Demnach hätten die Gemeinden, so auch Staufenberg, den Rechtsanspruch auf einen Kita-Platz sicherzustellen. Auf dieser Grundlage finanziere der Landkreis die Kita-Betreuung in den Gemeinden mit einem Betrag von 4 Millionen Euro jährlich. „Diese Summe wird mit dem Nachtragshaushalt 2021 zur Entlastung der Gemeinden durch einen einmaligen Zuschuss von zusätzlich 6 Millionen Euro erhöht. Den Gemeinden stehen damit Mittel in erheblichem Umfang für die Schaffung von Kita-Plätzen zur Verfügung“, so Lottmann. Und weiter: Die Situation der Kinderbetreuung in der Gemeinde Staufenberg sei bekannt. Bereits seit 2018 habe die Kreisverwaltung die Gemeinde Staufenberg beraten und die Gemeinde habe mehrfach angekündigt, mit entsprechenden Maßnahmen, zu der unter anderem der Neubau eines Kindergartens gehören sollte, diese Probleme zu lösen. Die Umsetzung solcher Maßnahmen, so Lottmann, liege einzig in der Verantwortung der Gemeinde Staufenberg.

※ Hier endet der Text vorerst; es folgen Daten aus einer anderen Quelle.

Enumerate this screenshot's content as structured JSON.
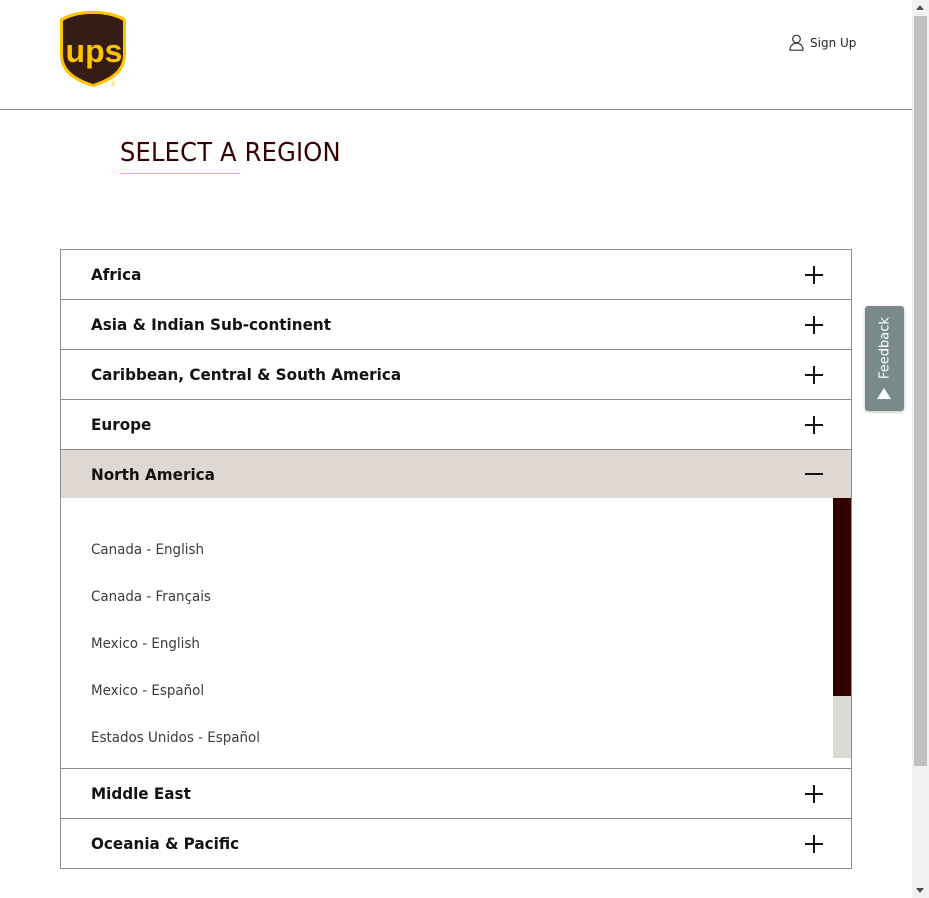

„Der Landkreis hat außerdem die Gemeinde bei der Erfüllung ihrer Pflicht zur Sicherstellung ausreichender Betreuungsplätze unterstützt, beispielsweise durch Vermittlung von Plätzen in der Kindertagespflege. In diesem Jahr zeichnet sich jedoch ab, dass Plätze in der Kindertagesbetreuung in der Region restlos belegt sind. Der Landkreis hat der Gemeinde noch einmal detailliertere Vorschläge zur Bereitstellung weiterer Plätze zum 1. August 2021 vorgelegt. Die Umsetzung dieser Vorschläge liegt in der Verantwortung der Gemeinde Staufenberg“, informierte Lottmann. Der Landkreis empfiehlt den betroffenen Familien, weiter auf die Gemeinde Staufenberg zuzugehen und um Bereitstellung von Betreuungsplätzen zum 1. August zu bitten. Noch seien bis zum Start des neuen Kita-Jahres fünf Monate Zeit, um für Lösungen zu sorgen, bei denen der Landkreis die Gemeinde bei Bedarf gerne unterstütze.

Nils Stanoschek jedenfalls sieht die derzeitige Lage in Staufenberg für junge Familien kritisch. Eine gut durchdachte Familienpolitik sehe anders aus.